United States District Court, D. Oregon

January 4, 2019

JASON NEWMAN, Plaintiff,
v.
LOWE'S HOME CENTERS, LLC, Defendant.

          OPINION AND ORDER

          MARCO A. HERNANDEZ UNITED STATES DISTRICT JUDGE

         Plaintiff Jason Newman brings this employment discrimination action against Defendant Lowe's Home Centers, LLC. Defendant terminated Plaintiff, an assistant store manager, after he turned off the store alarm and went into the parking lot to check on his personal vehicle. Plaintiff asserts two claims: (1) Defendant terminated him because he invoked the benefits of the worker's compensation system, violating Or. Rev. Stat. §659A.040; and (2) Defendant terminated him for reporting criminal activity in good faith, violating Or. Rev. Stat. § 659A.230(1).[1]

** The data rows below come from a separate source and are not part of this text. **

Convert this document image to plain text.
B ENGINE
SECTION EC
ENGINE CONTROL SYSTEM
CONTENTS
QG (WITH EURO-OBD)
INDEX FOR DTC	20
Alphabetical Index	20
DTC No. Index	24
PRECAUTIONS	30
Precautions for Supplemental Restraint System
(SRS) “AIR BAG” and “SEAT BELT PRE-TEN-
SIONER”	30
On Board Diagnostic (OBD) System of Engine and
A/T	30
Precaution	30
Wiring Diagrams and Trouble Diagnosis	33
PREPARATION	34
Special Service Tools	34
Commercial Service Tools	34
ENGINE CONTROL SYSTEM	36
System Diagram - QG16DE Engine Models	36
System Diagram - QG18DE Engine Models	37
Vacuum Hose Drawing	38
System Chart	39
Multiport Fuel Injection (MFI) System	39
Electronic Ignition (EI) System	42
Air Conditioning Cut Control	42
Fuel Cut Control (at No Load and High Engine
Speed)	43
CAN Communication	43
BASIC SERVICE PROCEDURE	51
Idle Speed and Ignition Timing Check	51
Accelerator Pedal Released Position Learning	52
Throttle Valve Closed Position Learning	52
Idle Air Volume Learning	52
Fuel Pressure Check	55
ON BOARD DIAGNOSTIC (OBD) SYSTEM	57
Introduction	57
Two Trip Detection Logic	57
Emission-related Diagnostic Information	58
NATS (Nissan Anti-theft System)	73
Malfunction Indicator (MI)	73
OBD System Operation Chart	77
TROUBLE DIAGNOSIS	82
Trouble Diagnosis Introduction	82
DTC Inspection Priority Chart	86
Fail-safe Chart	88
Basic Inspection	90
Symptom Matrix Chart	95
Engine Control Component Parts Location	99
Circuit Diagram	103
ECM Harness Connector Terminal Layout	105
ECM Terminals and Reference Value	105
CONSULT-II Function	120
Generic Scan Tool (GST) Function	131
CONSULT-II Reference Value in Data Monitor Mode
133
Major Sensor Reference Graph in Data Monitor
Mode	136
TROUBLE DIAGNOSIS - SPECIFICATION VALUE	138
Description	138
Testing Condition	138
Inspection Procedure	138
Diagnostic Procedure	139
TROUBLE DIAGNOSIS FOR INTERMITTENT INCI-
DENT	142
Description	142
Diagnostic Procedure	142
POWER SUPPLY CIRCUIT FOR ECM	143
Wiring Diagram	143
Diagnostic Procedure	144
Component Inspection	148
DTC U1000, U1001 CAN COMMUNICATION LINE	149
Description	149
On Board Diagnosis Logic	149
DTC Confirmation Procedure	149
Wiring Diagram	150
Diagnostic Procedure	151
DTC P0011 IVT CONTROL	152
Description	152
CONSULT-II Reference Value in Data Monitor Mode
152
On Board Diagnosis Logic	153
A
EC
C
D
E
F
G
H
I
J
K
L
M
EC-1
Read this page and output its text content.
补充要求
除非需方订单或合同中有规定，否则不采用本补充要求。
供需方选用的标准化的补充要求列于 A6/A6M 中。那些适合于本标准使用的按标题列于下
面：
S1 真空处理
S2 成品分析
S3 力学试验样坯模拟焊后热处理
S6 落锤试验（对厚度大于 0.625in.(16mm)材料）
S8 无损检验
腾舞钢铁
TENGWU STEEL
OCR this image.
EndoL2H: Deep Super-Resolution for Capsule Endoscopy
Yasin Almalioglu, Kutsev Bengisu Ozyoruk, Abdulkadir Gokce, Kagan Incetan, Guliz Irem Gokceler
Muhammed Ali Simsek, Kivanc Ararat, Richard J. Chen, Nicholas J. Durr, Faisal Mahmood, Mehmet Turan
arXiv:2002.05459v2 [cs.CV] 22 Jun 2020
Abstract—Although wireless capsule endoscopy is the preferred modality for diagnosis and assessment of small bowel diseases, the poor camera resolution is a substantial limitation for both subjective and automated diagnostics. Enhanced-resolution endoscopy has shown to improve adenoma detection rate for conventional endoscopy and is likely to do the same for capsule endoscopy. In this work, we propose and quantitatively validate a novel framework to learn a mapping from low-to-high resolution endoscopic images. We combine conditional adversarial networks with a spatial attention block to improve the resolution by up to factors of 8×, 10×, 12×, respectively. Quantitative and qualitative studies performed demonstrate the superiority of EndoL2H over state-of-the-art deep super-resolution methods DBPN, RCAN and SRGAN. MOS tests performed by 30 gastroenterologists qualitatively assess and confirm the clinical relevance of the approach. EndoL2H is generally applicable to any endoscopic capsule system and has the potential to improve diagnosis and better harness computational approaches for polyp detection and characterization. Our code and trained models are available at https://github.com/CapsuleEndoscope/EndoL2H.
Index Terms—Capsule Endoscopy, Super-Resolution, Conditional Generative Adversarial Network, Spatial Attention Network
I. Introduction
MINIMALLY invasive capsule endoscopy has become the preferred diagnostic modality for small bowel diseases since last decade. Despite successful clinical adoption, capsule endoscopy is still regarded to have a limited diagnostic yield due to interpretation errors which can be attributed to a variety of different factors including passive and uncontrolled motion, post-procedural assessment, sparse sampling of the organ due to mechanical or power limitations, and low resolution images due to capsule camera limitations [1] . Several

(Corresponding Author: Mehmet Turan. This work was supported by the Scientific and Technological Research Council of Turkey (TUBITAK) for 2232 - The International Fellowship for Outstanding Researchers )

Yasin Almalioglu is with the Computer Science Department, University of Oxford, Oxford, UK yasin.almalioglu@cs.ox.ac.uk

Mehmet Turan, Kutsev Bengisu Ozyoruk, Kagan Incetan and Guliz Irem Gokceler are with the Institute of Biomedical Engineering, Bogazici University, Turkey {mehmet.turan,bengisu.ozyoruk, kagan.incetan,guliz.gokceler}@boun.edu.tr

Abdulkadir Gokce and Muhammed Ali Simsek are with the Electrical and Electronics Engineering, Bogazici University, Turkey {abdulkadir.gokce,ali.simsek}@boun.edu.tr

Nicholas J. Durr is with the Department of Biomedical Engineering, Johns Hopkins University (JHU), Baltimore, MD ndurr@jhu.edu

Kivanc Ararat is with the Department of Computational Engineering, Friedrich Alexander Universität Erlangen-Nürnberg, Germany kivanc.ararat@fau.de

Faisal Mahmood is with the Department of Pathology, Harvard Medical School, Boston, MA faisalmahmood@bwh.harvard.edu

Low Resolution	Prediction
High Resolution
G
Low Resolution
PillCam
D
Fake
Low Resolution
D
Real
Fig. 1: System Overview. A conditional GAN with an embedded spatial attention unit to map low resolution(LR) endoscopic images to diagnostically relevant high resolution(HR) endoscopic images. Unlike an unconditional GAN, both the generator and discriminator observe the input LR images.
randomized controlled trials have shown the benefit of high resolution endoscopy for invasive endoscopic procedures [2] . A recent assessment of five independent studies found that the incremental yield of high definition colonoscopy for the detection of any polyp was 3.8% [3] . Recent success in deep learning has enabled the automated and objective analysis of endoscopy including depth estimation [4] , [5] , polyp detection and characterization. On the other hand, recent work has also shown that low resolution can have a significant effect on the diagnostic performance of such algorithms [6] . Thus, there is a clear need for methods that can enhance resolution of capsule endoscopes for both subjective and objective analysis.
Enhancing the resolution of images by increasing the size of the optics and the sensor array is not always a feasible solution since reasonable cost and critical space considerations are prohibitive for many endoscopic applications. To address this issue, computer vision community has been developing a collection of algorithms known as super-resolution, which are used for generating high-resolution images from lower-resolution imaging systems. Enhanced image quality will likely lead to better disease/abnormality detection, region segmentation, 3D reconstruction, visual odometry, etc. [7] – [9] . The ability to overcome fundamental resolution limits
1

         Defendant now moves summary judgment on both claims. I grant the motion.

         BACKGROUND

         I. Plaintiff's Employment with Defendant

         In April 2015, Plaintiff started working as an assistant store manager at Defendant's Milwaukie store. Totten Decl., Ex. 1, Pl. Dep. 19, ECF No. 22-1. He had prior experience as an assistant store manager with Home Depot. Pl. Dep. 70.

         Plaintiff was an at-will employee. Pl. Dep. 245 & Ex. 16. Plaintiff was neither promoted nor demoted until his termination. Pl. Dep. 21. After about six months at the Milwaukie store, Plaintiff transferred to Defendant's Hillsboro store, which added several hours to his commute. Pl. Dep. 20. In about September 2015, Plaintiff sought a transfer to a store that was closer to his home.

         In January 2016, Plaintiff became assistant store manager for the overnight shift at Defendant's Delta Park store in north Portland. Plaintiff disliked the Delta Park job because working nights meant he missed seeing his children, and because he had “to deal with the homeless and theft.” Pl. Dep. 106.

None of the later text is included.